While appearing at a world protest may demonstrate your opinion, you may not want your face – or the faces of other demonstrators – to be included, especially if there is a possibility that the authorities may collect and use this information (as they did) have) to track movements during social distancing from COVID-19). For this reason, many consider it important to cover up people's faces in photos that you may post on social media and other online sources. (For more information, see a toolkit created by the Authority Collective that provides information and advice on the subject.)
Below are some strategies for removing facial features from your photos. Of course, you can open your images on a desktop or laptop with Photoshop or Preview to blur or clean them up. However, we assume that you will not carry a laptop with you. So when it comes to the phone, you still have some solid options.
What needs to be done
When removing faces, you want to use a method that cannot be undone. It is possible to blur a photo, especially with the help of neural networks. It is not possible to completely reverse the blur because it is lossy (in other words, some data is lost permanently), but much can be "restored". So why take the risk? Painting over faces or using mosaic blurring techniques prevents the effect from being reversed.
You also want to remove all metadata from your images. They can include GPS location, timestamps, and details of the type of phone you're using – basically a lot of things that you can use to determine exactly where you were and when.
While there are a variety of apps you can use to blur or hide faces and remove metadata for both iOS and Android devices (some of which are mentioned below). However, there are ways to do both without using a third-party app.
First of all, you can use your built-in photo editor to hide faces one by one. In iOS, open Photos, tap your photo, and select the Edit option (in the top right corner). Tap the three dots in the same corner to access markup. Use it to create filled circles or squares to hide faces.
It's not that easy with an Android phone. Android also has a native markup tool. In the Photos app, select the photo, tap the editing tool (second from the bottom left), and select Markup (second from the bottom right). You can then use the pen tool in the bottom center to scribble over anything you want to cover.
Hide faces with the iOS Photo app.
Hide faces with the Android Photo app.
You then want to remove the metadata. When you take a photo on your device, the meta is automatically attached. The easiest way to avoid this is to take screenshots of your photos so that meta and geotagging are not transferred. Also make sure that you are viewing your photo in full screen mode and that you have no notifications or other identifying features in the screenshot.
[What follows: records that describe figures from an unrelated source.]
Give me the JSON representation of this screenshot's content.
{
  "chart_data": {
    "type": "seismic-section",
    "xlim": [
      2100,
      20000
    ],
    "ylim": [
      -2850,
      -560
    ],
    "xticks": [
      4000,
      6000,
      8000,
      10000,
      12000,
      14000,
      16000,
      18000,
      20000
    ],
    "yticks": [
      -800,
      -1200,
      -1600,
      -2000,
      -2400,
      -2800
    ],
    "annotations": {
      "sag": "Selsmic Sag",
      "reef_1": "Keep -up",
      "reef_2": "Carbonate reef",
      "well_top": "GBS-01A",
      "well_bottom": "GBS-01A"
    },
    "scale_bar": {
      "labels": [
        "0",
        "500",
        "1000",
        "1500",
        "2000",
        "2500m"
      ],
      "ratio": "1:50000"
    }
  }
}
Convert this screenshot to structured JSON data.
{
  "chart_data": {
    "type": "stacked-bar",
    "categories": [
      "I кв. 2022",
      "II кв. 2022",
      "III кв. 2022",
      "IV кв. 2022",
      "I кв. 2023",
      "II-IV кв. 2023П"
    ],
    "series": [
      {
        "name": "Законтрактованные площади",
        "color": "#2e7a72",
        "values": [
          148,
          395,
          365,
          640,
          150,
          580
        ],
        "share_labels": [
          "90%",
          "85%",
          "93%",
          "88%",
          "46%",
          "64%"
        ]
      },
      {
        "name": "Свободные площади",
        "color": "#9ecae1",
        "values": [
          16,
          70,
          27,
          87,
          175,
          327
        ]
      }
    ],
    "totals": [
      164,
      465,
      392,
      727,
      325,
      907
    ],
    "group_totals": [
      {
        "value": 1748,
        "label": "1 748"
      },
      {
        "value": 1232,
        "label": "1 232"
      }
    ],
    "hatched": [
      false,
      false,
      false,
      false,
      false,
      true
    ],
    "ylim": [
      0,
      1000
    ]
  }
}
The same can be done for videos – at least with an iPhone. Instead of just using the camera app, start a screen capture while creating your video and use that capture instead.
If you have a LG or Samsung Android phone, you may also have a built-in screen recorder. Find it in your shadow for quick settings by swiping down two times. If it doesn't exist or you have a different phone model, you'll need to download a third-party app like AZ Screen Recorder.
Third-party apps that hide faces and remove meta
There have been a variety of apps recently that can be used to hide faces and remove metadata for iOS and Android devices. You may find it easier to use one of them.
For example, the encrypted messaging app Signal has announced a new face blur tool that will integrate with the latest Android and iOS versions of the software.
There are also basic efforts such as Image Scrubber that allow you to upload images for blurring and scrubbing in a browser on your device and then save the anonymous version back on your device. This is great as it works on all devices, mobile devices and desktops.
If you already use apps for editing and enhancing photos, you may also be able to use them for blurring. With apps like Glitche (iOS) and Glitch Lab (Android) you can work pixelated over selected areas, and with Trigraphy (iOS) you can create mosaic effects. If you want to take photos now and later remove the meta, you can use the above apps or photo apps like Halide (iOS) and Snapseed (Android).
Ultimately, the method you choose depends on how much work you want to do during or after the fact. For me, I would take photos, edit them in the phone photo app, take a screenshot – and then delete the originals. Because if your device is unlocked and you have the originals there, you may have done this work for nothing.